London: I think there are a number of different factors. World War I was just such a shock to the British consciousness after a long period of peace. It was also a war that wasn’t being fought by a professional army, but instead cut across the entire culture. So, it reached people who would not normally have had a direct experience of war.

The fact that the war was not fought on British soil may, in some ways, have made memorialization more important and more urgent in the British consciousness, especially since they decided not to repatriate the bodies of those who died. You couldn’t just go to the grave of someone who died. So, there became a practical need to construct local memorials, but also to discover new and different ways to memorialize.

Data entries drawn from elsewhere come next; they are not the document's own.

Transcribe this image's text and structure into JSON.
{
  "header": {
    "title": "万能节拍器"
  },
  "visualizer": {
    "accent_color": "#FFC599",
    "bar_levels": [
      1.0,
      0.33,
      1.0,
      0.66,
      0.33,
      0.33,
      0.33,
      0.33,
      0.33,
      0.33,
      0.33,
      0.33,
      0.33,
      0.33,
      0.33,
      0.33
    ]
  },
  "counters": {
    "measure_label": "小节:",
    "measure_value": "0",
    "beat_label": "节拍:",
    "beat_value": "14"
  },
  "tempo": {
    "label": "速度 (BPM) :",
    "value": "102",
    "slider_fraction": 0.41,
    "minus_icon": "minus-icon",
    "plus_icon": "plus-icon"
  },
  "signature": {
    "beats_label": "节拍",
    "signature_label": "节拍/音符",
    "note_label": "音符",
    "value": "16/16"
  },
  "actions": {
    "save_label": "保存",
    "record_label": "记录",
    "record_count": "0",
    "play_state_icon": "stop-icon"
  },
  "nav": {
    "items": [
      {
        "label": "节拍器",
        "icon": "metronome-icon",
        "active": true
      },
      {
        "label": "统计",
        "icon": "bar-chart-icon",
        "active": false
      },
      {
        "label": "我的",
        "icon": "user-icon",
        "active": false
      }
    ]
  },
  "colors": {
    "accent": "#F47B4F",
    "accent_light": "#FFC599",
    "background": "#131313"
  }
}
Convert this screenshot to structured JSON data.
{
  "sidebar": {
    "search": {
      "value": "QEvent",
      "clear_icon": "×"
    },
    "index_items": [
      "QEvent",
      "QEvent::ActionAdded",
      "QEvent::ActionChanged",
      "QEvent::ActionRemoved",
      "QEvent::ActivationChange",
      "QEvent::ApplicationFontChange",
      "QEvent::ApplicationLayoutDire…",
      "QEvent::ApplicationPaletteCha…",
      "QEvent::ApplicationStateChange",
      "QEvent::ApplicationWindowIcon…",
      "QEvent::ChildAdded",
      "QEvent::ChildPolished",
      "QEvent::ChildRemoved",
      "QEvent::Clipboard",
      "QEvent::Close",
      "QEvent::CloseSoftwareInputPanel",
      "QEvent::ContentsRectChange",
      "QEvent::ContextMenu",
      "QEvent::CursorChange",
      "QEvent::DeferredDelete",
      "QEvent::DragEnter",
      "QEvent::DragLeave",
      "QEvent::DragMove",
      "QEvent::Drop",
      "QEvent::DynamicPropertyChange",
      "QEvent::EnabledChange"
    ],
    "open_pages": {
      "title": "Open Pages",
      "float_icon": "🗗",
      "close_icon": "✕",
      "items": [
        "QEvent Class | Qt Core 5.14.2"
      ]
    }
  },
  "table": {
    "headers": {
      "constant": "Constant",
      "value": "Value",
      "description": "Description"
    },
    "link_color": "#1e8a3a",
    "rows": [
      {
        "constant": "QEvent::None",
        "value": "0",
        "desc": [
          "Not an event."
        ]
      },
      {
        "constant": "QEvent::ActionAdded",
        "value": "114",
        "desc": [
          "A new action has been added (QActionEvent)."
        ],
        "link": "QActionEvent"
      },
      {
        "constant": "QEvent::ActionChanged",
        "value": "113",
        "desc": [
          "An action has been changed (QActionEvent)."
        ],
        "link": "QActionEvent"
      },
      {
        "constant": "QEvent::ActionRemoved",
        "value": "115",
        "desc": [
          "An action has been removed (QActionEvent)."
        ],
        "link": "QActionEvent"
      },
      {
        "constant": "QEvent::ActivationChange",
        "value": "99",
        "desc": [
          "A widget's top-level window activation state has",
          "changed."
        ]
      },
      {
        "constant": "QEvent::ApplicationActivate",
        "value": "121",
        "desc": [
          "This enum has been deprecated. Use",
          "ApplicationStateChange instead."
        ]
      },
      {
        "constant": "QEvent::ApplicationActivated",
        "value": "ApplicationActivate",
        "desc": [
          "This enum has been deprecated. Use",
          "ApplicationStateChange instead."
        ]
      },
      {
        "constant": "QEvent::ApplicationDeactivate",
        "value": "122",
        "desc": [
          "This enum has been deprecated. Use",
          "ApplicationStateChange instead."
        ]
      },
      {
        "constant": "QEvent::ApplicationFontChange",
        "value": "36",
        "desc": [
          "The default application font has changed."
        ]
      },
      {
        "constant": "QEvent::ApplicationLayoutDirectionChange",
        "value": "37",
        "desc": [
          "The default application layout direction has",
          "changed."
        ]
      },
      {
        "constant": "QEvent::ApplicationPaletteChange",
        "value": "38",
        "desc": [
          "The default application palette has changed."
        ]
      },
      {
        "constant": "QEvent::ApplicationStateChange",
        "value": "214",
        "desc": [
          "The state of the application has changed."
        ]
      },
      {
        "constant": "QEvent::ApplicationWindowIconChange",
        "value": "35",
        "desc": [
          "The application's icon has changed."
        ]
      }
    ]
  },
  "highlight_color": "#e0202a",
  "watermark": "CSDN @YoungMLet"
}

There’s also a way in which the war came to inhabit popular culture, at least partly through the war poets. People glommed onto them for seeming to offer a connection to this experience of devastating loss. One can imagine how poetry that came out of the war spoke to something that was already embedded in British culture. And in more recent times, the First World War has become institutionalized in the British education system, such that people are memorizing the war poets and going to visit war graves.

Part of the memorialization impulse is also an attempt to give meaning to the losses incurred as part of a war that would come to be seen by the 1960s as one of futility, as one of waste.

How do you see the trope of posthumous lives operating in our current digital age?

London: In a variety of ways, including how images, words, memorials get distributed—not to mention the level of access available to different kinds of information.

I’ll give you a personal example: My family participated in a COVID memorial project at the Brooklyn Museum called A Crack in the Hourglass. It’s a media project that was advertised as a transitory “anti-monument.” The idea was to create a kind of digital archive, at a time when people couldn’t gather together to mourn publicly. You submit a photograph of your loved one who died from COVID, along with a dedication, and the image is reproduced in this ghostly way with a robotic platform using grains of sand on a black surface. The surface tilts, clearing the space for the next portrait to be reproduced. The ephemerality of the individual images as part of a larger collective called to my mind the question people faced in World War I: How do you visualize and memorialize loss on this scale? That’s a question we’re still grappling with today.